The Hamilton real estate market in Ontario, Canada continues to demonstrate a propensity towards progression. After back to back record breaking months, the market shows no signs of letting up. Known as the “steel town,” Hamilton has shed its boring label to become one of the most diversified and vibrant cities in Ontario, if not all of Canada. The growth from local businesses, restaurants, tourism and developments has helped push the Hamilton real estate market forward. Properties are leaving the market at a record pace, while inventory continues to decline. Property values are up, as Hamilton has become a destination city to live and work in. On the other hand, local demand and growth may only be the tip of the iceberg. In five or ten years, Hamilton is predicted to be one of the hottest growing markets to buy or invest in all of Canada. Hamilton real estate investing should, therefore, see a lot of activity in the near future.
The average year to date home price in Hamilton is currently $371,333. This is an 11.2 percent increase from the same time last year. The number of sales last month rose a whopping 10.1 percent from just twelve months ago. This is on the heels of back to back years of record breaking sales volume. Over the past three months, the market realized a 31 percent increase in sales from the previous year. Just one month after establishing a new record, it was broken. The Hamilton real estate market is often coupled with the nearby Burlington area, which was just as hot with the average sales price of $451,403. Sales volume was also robust, with a 4.2 percent hike. Any way you slice it, the Hamilton and Hamilton-Burlington markets are red hot, with demand easily outpacing supply.

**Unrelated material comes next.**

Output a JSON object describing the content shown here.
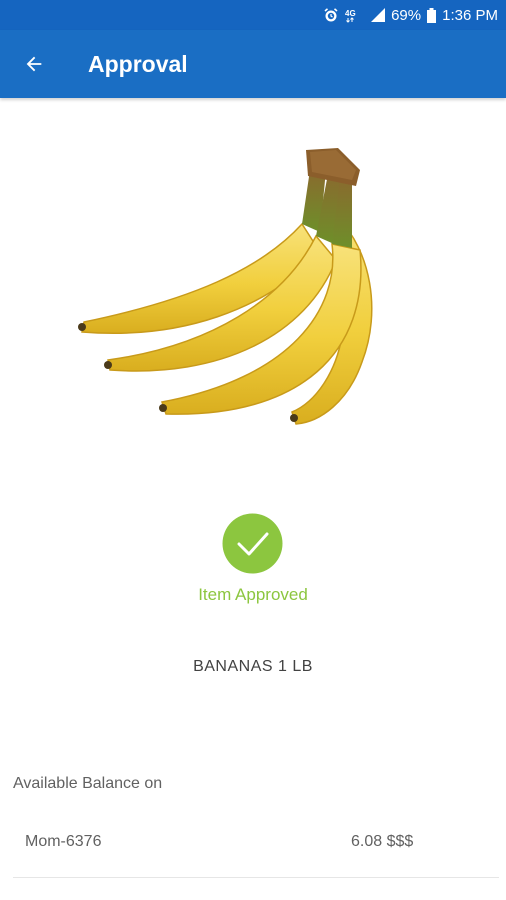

The current growth in the Hamilton real estate market may appear to be an overnight thing, but it has been building for years. Since 2009, the average real estate price has risen from around $265,000 to its current level of over $370,000. This 28 percent increase is particularly impressive in the face of economic and employment concerns that threaten many parts of Canada. What is arguably even more important is the predicted growth in the downtown Hamilton area. Local businesses have recently added thousands of jobs and new construction rates were high in 2014. Even though home prices have gone up, the market is still considered affordable for the region. The bottom of the market may be gone, but there is still considerable upside, particularly for real estate investors. If the market continues to grow as expected, there is still plenty of room for upward potential.
The increase in real estate demand has caused a decline in inventory. The end of month inventory dropped 13 percent from the previous year. One of the most popular real estate types is the condominium sector. There is currently less than a month and a half of condo inventory. The sales to new listings ratio is a whopping 96 percent. The average days on the market for a local condominium dropped from 39 to 30 days. Much of this demand can be attributed to the reduced price tags and high level of affordability for a local condominium. This demand has pushed average condominium sales price numbers 7.7 percent higher than the previous year. This is an indicator that all property types in the Hamilton real estate market are in demand, and not just commercial or two-story residential properties. If this trickle down impact has hit the condo market, it is a good indicator that things should continue going strong in the coming months.
Hamilton is currently a strong sellers’ market, according to two main indicators: a strong sales to listings ratio and the total months of inventory. On average, the sales to listing ratio is 85 percent, meaning 85 percent of all listings end up selling. This is a historically strong ratio for any market. The other factor is the amount of total inventory. The average balanced market holds between five to eight months of inventory. The fact that Hamilton has just over two months means there is a bit of a shortage of available real estate. With the available amount of local inventory dropping to 1,416 from 1,646; it is a sign that buyers are looking for any new real estate as soon as it hits the market. This demand has helped create multiple offers and drive home prices higher. It has also managed to provide local homeowners with an increased amount of appreciation. Many of the current sellers are buying other properties in the area instead of moving to greener pastures. This recirculation of capital is another reason for the current market growth.
Hamilton attracted some 4.5 million visitors that spent over $359 million dollars last year alone. It welcomed 57 conferences and 76 sporting events over the last twelve months. There is no question Hamilton is growing both figuratively and literally. As the population grows, local real estate becomes more spread out. Because of this, it is important to know which areas are growing and which may have peaked. For the Hamilton/Burlington market, the hottest area of growth is the downtown Hamilton area. The number of sales jumped from 101 to 140, with the average sales price rising to $251,000. Another hot market is Ancaster, which has seen sales jump from 57 to 73, and the average sales price comes to a rest at $588,873. Of the 14 markets in the Hamilton/Burlington region, every one of them is showing rising home prices from the previous year. Only Burlington, Flamborough, Stoney Creek, Grimsby and Dunnville showed a reduction in sales volume.
The Hamilton real estate market may not get as much local acclaim as Toronto or Vancouver, but it may be the strongest one ten years from now. It has been recently compared to Brooklyn, NY, with the transformation still in its early stages. Rising home prices and record breaking sales volume indicate that the current demand is not a passing fad. Hamilton is poised to continue this growth well into the future.